Rebilloter : se remettre en cause quand on a la tête sur le billot.
Je pensais que cette histoire de dépression post agreg était exagérée. Mais si je dois être honnête, je crois bien en passer par là. J'ai peu envie de causer, je m'oblige à sortir et à me préparer, je fais la sieste à cause d'une fatigue lancinante, je ne parviens pas à travailler pour le lycée.
Je tente de ne pas voir cette non-admission comme un échec, et pourtant. Pourtant ce ratage fait remonter à la surface de nombreux souvenirs et des sentiments sombres du passé.
Les humiliations quotidiennes de la classe prépa pendant deux ans. La copie de spécialité philo sur laquelle le prof avait noté : "Vous feriez mieux de planter des poireaux que de faire de la philosophie".
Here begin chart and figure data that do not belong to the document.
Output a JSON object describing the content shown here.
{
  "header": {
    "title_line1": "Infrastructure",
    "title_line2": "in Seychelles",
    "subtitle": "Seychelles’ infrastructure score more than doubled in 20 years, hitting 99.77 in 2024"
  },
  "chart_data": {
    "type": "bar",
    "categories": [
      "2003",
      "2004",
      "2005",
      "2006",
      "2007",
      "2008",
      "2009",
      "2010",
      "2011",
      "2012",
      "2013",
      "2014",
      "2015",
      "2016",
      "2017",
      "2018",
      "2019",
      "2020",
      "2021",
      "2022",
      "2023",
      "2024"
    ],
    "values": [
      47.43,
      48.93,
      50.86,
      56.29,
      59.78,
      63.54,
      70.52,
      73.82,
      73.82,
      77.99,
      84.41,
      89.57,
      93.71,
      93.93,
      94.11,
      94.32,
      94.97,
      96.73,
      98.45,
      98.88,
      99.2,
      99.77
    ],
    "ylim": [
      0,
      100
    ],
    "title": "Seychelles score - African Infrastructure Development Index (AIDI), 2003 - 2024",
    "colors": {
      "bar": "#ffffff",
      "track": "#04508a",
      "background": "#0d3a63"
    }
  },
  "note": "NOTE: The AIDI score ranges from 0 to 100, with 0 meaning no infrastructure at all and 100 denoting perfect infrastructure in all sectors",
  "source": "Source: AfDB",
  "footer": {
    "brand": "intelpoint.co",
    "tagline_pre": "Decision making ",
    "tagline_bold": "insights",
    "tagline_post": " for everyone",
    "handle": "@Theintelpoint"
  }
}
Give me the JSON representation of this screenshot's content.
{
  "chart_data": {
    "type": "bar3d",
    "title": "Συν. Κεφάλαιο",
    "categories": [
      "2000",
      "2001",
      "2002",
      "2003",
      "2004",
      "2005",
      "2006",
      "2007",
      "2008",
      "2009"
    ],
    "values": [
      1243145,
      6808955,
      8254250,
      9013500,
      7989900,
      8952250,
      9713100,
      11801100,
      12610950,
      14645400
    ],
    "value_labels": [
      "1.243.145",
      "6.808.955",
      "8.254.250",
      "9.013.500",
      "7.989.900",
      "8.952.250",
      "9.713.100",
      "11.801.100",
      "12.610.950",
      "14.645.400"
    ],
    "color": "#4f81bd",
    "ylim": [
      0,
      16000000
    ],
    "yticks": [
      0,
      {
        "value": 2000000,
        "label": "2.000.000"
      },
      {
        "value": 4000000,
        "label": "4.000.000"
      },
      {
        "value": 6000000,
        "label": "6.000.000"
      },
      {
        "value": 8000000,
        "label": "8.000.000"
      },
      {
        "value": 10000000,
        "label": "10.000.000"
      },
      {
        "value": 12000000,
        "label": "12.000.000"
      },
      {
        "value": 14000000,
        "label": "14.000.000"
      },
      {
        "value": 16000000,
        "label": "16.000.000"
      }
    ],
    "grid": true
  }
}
Ma soutenance de mémoire avec une peau de vache qui commence l'entretien par "C'est de vous ?" avec un mouvement méprisant de menton vers mon travail, et qui achève la soutenance par :
_ Vous envisagez quoi, après ?
_ Passer le capes, et peut-être l'agrégation.
_ Le capes à la rigueur, et ça sera difficile. L'agrégation, oubliez.
Le Viking, mon seul ex masculin, qui m'avait lancé, alors que je lui annonçais que je passais en khâgne : "Avec tes notes ? Ils te laissent passer avec de telles notes ?"
Tous les collègues et chefs d'établissement qui me regardaient de haut ou ne me voyaient pas car j'étais "seulement" TZR, et qui ignoraient pour beaucoup que le T signifie "titulaire".
C., qui pensait que je l'avais trahie en faisant une khâgne de philo plutôt que de lettres.
J'en oublie sans doute. Et puis injustement je ne mentionne pas tous ceux qui ont crû ou croient en moi. Leurs mots se gravent moins en mon esprit que les reproches et les humiliations des autres.
Alors j'aurais voulu l'avoir, cette agrégation, juste pour prouver une fois que je pouvais viser l'excellence intellectuelle. Réussir brillamment. (J'ai décroché le capes dans des conditions équivalentes, alors que j'étais à plein temps, mais vraiment sans "briller" : je suis arrivée ric rac en bas de la liste des admis)
J'appréhende beaucoup la reprise au lycée, de fait. Dire et redire "Non, je ne l'ai pas eue". Sans rentrer dans les détails, sans chercher à me justifier.
Bon sang, j'ai beau savoir au fond de moi que je vais sans doute repiquer une année, je n'ai pour l'instant aucune énergie, aucune motivation réelle, aucune foi !
J'ai juste envie de repartir sur les chemins, d'avoir de véritables vacances avant de reprendre, d'avoir une maison avec un jardin, Flûtine près de moi tout le temps.